Midway Heights Elementary School was awarded the Dr. Norman C. Gysbers Nationally Recognized Missouri Program award for its comprehensive counseling program.
Kristen Kennedy is a counselor at Midway Heights. She said that the core of comprehensive counseling is being proactive. There are multiple parts to the approach, but the goal is to meet kids where they are.
“Each day I encourage kids to talk to me about the good and the bad," Kennedy said. "I want to be there for their success and of course, I’m always here to listen and to problem solve for the things that are more difficult for them as well."
As the only counselor at Midway Heights, Kennedy is a one-woman army for the school's comprehensive counseling program.
Kennedy said that, while every day is different, she can usually be found teaching social-emotional lessons, working with small groups or having lunch with individual students.
“I get so many hugs each morning," Kennedy said. "Kids come in. They give me a great big hug, they're so happy I'm here, and if I'm ever sick, the next day when I come back. Like, 'Where were you? We were so worried about you, Mrs. Kennedy.'"
Susan Perkins, the Director of Elementary School Counseling at Midway Heights, said that a major factor in the school's success is the ratio of students to counselors. Even though Kennedy is the only counselor at the school, the population falls just below the recommended ratio for one counselor.
“As a result of being so staffed so well, [Kennedy] has been able to serve students in ways other school counselors across the state have not,” Perkins said.
According to Perkins, Kristin Kennedy also makes an effort to get to know every student at Midway Heights.
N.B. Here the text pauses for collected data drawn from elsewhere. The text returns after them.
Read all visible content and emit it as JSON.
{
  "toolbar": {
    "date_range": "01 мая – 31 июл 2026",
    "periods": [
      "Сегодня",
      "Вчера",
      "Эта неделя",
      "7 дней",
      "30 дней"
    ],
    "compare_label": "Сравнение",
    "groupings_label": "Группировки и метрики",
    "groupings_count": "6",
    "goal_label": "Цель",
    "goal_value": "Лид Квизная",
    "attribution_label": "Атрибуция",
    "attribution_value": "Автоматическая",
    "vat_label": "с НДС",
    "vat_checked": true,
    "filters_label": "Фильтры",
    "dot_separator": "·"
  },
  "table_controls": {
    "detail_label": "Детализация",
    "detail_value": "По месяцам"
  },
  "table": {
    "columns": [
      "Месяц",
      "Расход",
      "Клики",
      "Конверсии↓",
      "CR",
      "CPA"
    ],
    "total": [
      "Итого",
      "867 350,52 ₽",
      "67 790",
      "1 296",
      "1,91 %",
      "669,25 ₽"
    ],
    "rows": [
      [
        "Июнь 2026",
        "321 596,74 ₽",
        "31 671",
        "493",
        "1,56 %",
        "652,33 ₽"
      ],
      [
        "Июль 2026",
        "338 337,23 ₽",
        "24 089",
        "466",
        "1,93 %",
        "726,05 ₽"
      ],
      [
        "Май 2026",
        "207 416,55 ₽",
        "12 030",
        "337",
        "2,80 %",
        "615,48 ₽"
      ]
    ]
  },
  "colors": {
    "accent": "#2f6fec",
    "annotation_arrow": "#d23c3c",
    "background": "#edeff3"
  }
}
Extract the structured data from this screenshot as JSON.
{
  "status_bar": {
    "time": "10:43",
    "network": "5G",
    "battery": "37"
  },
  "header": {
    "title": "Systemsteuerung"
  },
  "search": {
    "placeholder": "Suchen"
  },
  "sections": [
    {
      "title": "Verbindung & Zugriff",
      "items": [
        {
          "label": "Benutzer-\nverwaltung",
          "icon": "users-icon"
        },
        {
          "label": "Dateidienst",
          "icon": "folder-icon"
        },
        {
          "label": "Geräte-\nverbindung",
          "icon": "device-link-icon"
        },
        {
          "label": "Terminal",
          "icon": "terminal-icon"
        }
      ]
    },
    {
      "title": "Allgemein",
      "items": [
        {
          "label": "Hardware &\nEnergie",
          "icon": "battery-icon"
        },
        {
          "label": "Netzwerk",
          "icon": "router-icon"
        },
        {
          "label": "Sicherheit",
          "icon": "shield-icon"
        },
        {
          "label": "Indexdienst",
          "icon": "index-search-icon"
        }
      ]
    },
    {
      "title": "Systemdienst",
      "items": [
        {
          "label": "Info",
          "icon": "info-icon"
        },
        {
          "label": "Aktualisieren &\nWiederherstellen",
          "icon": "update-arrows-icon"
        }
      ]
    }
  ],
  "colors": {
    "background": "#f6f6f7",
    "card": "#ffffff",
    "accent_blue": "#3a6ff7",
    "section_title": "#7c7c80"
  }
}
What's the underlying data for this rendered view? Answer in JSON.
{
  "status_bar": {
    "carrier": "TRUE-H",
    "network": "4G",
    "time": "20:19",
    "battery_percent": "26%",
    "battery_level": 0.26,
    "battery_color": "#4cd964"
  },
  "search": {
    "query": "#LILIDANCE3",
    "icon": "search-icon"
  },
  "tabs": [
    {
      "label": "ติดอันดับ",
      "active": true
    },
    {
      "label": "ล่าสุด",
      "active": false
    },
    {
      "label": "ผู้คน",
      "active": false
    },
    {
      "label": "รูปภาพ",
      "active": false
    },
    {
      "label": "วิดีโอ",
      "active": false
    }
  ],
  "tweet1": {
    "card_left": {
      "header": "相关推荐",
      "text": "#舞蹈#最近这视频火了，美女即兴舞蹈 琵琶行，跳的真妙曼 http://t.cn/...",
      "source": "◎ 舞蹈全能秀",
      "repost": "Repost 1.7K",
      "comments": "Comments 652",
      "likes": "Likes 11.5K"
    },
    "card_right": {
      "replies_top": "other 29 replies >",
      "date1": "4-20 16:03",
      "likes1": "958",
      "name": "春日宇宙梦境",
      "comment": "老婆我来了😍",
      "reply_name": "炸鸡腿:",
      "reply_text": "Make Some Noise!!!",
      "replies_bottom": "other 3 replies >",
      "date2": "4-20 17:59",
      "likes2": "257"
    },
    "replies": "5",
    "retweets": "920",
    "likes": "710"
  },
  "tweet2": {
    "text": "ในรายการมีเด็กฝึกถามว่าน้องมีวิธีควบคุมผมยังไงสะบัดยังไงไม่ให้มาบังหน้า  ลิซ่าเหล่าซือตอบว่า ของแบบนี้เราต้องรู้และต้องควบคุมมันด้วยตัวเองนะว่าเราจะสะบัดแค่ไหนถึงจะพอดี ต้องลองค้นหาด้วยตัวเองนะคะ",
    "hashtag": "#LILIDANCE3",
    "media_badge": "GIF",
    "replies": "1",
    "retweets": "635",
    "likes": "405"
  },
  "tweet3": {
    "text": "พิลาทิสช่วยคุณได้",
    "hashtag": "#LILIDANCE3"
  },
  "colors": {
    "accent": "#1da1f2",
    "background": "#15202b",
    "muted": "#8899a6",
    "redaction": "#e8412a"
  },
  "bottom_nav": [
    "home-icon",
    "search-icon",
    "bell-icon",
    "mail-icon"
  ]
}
“A couple of years ago she started meeting with students and ended up meeting with every single student at lunchtime, just to be able to connect with them at the start of school,” Perkins said.
Kennedy has been at Midway Heights for 13 years. While reflecting on her career, she remembered how difficult the pandemic was.
“Trying to provide school counseling services virtually … there were some days that were difficult. The kids are what keep me coming back and it was very difficult not to have that reminder,” Kennedy said.
Looking at her past is what drives Kennedy’s passion for counseling. She said she was bullied when she was in school and didn’t know what a counselor was until she was applying for graduate school. She said she doesn’t want any of her students to have the experience she had:
“I just love the idea of having an advocate for every student in the building with them on the ground there to advocate or just to be someone that they can trust and talk to if they need it."